Several senators repeated calls for legislation to ward off massive data thefts during a hearing Monday to review the vulnerability of the nation's digital-payment systems, the first in a trio of sessions this week examining the enormous breaches sustained recently at retailers around the country.
Sen. Elizabeth Warren declared that Congress needed to adopt tighter data-security protections and heighten the Federal Trade Commission's authority to police businesses failing to adequately protect consumer data.
"The FTC should have the enforcement authority it needs to protect consumers and it looks to me like it doesn't have that authority right now," Warren, a Massachusetts Democrat, said during a Senate Banking subcommittee hearing. "Data-security problems aren't going to go away on their own, so Congress seriously needs to consider whether to strengthen the FTC's hand."
The FTC has the authority to punish "unfair" business practices, a standard that continues to remain legally murky. While the FTC has used the standard to go after some companies that have failed to ensure adequate data-security standards, pending legal challenges levied by Wyndham Hotel and LabMD seek to challenge the authority.

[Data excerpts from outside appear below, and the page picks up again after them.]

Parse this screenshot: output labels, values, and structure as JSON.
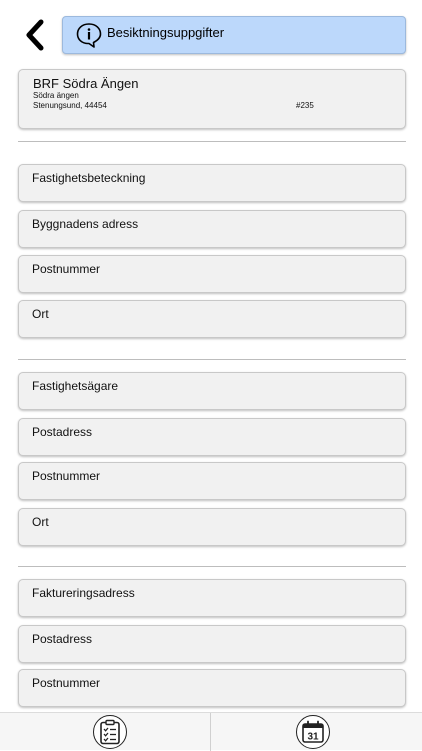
{
  "header": {
    "title": "Besiktningsuppgifter",
    "back_icon": "chevron-left-icon",
    "info_icon": "info-speech-bubble-icon",
    "accent_color": "#bcd8fb"
  },
  "property": {
    "name": "BRF Södra Ängen",
    "street": "Södra ängen",
    "city": "Stenungsund, 44454",
    "number": "#235"
  },
  "sections": [
    {
      "fields": [
        {
          "label": "Fastighetsbeteckning"
        },
        {
          "label": "Byggnadens adress"
        },
        {
          "label": "Postnummer"
        },
        {
          "label": "Ort"
        }
      ]
    },
    {
      "fields": [
        {
          "label": "Fastighetsägare"
        },
        {
          "label": "Postadress"
        },
        {
          "label": "Postnummer"
        },
        {
          "label": "Ort"
        }
      ]
    },
    {
      "fields": [
        {
          "label": "Faktureringsadress"
        },
        {
          "label": "Postadress"
        },
        {
          "label": "Postnummer"
        }
      ]
    }
  ],
  "bottom_nav": {
    "left_icon": "checklist-icon",
    "right_icon": "calendar-icon",
    "calendar_day": "31"
  }
}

"You're describing a fairly demanding standard, since as you say, it's more than breach, more than the fact that people have been injured, more than the fact that a company had very lax standards," Warren told Jessica Rich, director of the FTC's Bureau of Consumer Protection, during the hearing. "This is a real problem, that the FTC's enforcement authority in this area is so limited."
Rich largely agreed with Warren's admonitions, noting that "that's one of the reasons we're supporting general data-security legislation."

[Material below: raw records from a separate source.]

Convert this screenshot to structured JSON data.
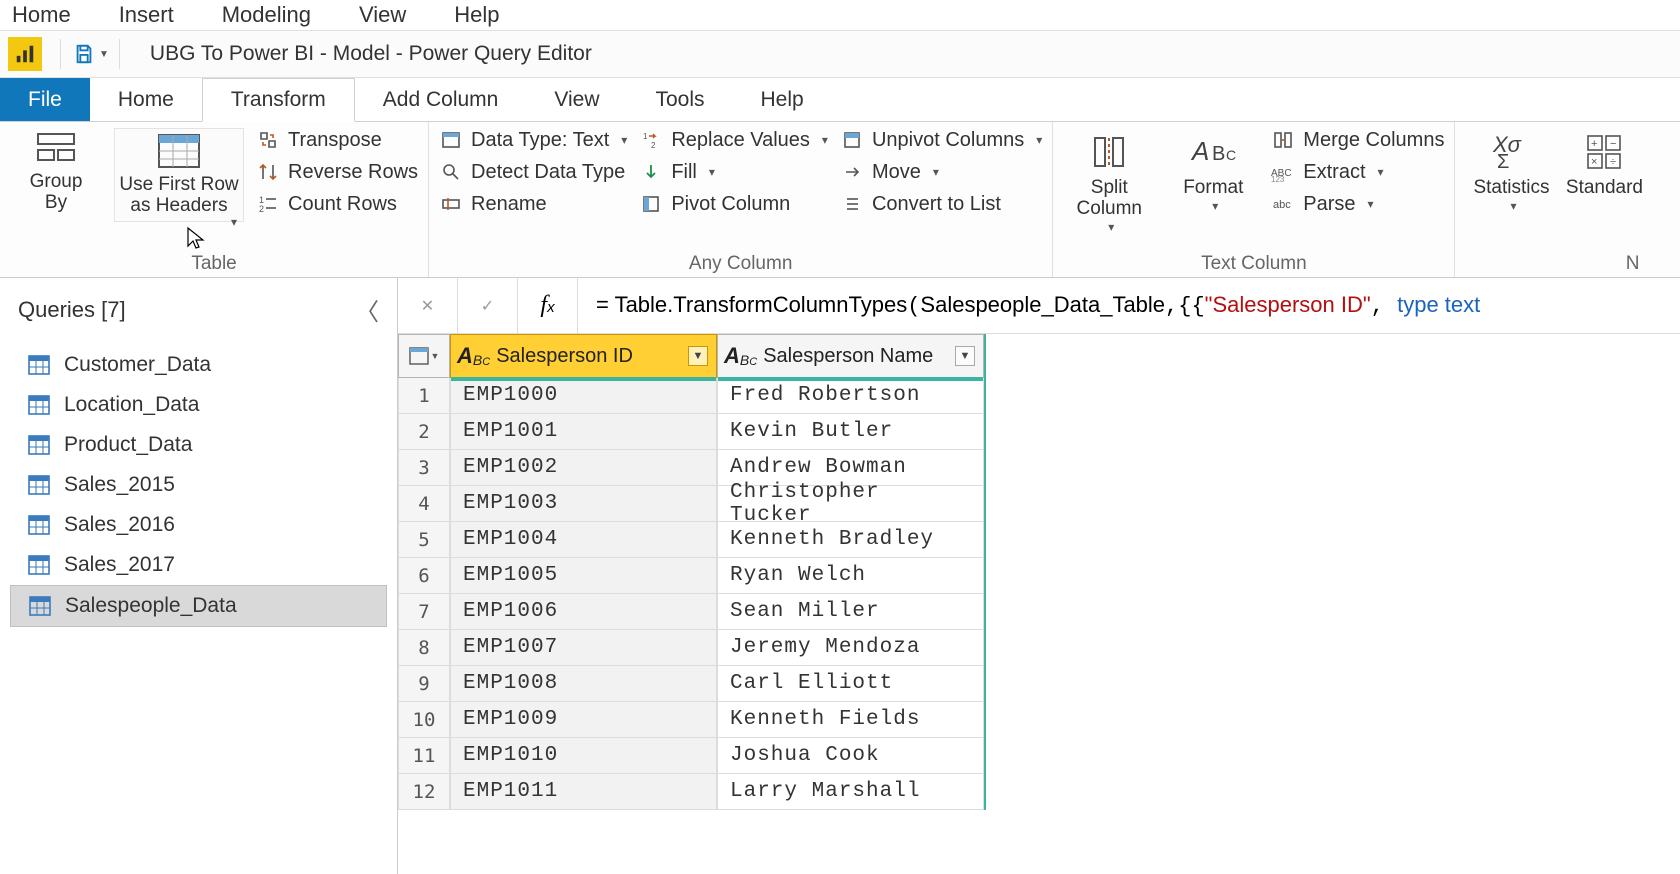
{
  "main_menu": [
    "Home",
    "Insert",
    "Modeling",
    "View",
    "Help"
  ],
  "window_title": "UBG To Power BI - Model - Power Query Editor",
  "ribbon_tabs": {
    "file": "File",
    "items": [
      "Home",
      "Transform",
      "Add Column",
      "View",
      "Tools",
      "Help"
    ],
    "active": "Transform"
  },
  "ribbon": {
    "table_group": {
      "group_by": "Group\nBy",
      "use_headers": "Use First Row\nas Headers",
      "transpose": "Transpose",
      "reverse_rows": "Reverse Rows",
      "count_rows": "Count Rows",
      "label": "Table"
    },
    "anycol_group": {
      "data_type": "Data Type: Text",
      "detect": "Detect Data Type",
      "rename": "Rename",
      "replace": "Replace Values",
      "fill": "Fill",
      "pivot": "Pivot Column",
      "unpivot": "Unpivot Columns",
      "move": "Move",
      "convert": "Convert to List",
      "label": "Any Column"
    },
    "textcol_group": {
      "split": "Split\nColumn",
      "format": "Format",
      "merge": "Merge Columns",
      "extract": "Extract",
      "parse": "Parse",
      "label": "Text Column"
    },
    "numcol_group": {
      "statistics": "Statistics",
      "standard": "Standard",
      "label_partial": "N"
    }
  },
  "queries": {
    "header": "Queries [7]",
    "items": [
      "Customer_Data",
      "Location_Data",
      "Product_Data",
      "Sales_2015",
      "Sales_2016",
      "Sales_2017",
      "Salespeople_Data"
    ],
    "selected_index": 6
  },
  "formula": {
    "prefix": "= ",
    "fn": "Table.TransformColumnTypes",
    "arg1": "Salespeople_Data_Table",
    "col_name": "\"Salesperson ID\"",
    "type_kw": "type text"
  },
  "grid": {
    "columns": [
      {
        "name": "Salesperson ID",
        "selected": true
      },
      {
        "name": "Salesperson Name",
        "selected": false
      }
    ],
    "rows": [
      {
        "id": "EMP1000",
        "name": "Fred Robertson"
      },
      {
        "id": "EMP1001",
        "name": "Kevin Butler"
      },
      {
        "id": "EMP1002",
        "name": "Andrew Bowman"
      },
      {
        "id": "EMP1003",
        "name": "Christopher Tucker"
      },
      {
        "id": "EMP1004",
        "name": "Kenneth Bradley"
      },
      {
        "id": "EMP1005",
        "name": "Ryan Welch"
      },
      {
        "id": "EMP1006",
        "name": "Sean Miller"
      },
      {
        "id": "EMP1007",
        "name": "Jeremy Mendoza"
      },
      {
        "id": "EMP1008",
        "name": "Carl Elliott"
      },
      {
        "id": "EMP1009",
        "name": "Kenneth Fields"
      },
      {
        "id": "EMP1010",
        "name": "Joshua Cook"
      },
      {
        "id": "EMP1011",
        "name": "Larry Marshall"
      }
    ]
  }
}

Subcommittee Chairman Mark Warner, a Virginia Democrat, repeatedly called for quick action to upgrade security features on plastic card payment methods as a stopgap measure to prevent further data breaches from occurring. He hammered home his conviction that debit and credit cards need to have the same standards of data protection. Currently, credit cards typically afford more protection.
"It would seem to me that equalizing cards on the same standard makes a lot of sense," Warner said. He then asked the second panel to "give me a reason why" the two plastic forms of payment shouldn't be aligned in their protective measures. All witnesses agreed.
But Warner also cautioned that upgraded technology—so-called chip and PIN protections—could only serve as an interim solution and would only be partially effective for online shopping.
Senators and witnesses alike agreed that more needed to be done to secure customer data to prevent more wide-scale breaches, both at retail stores and in online shopping.
"Our card-payment system is outdated and prone to attack," noted James Reuter, executive vice president of FirstBank. "The fraudsters rely on our systems being so porous."
Some steps, like ensuring people use more-complex passwords, are relatively easy matters of customer education.
But more-complicated challenges, such as varied state reporting requirements when a data breach occurs, serve to undercut consumer protections. Congress is considering legislation that would create one federal reporting standard. Separately, Ranking Member Mark Kirk, an Illinois Republican, said he planned to introduce legislation that would mandate a 25-year prison sentence for those found guilty of violating federal data-theft law.
The Senate subcommittee meeting is the first of three Congress is holding this week to examine consumer data vulnerabilities in the wake of colossal breaches at national retail chains. Executives from Target and Neiman Marcus will testify before the Senate Judiciary Committee on Tuesday, and will do so again Wednesday in front of a House Energy and Commerce subcommittee.
Target's breach was the first in an avalanche of data thefts to come to light in recent months, a heist that stole the names, addresses, phone numbers, and credit-card information of as many as 110 million customers.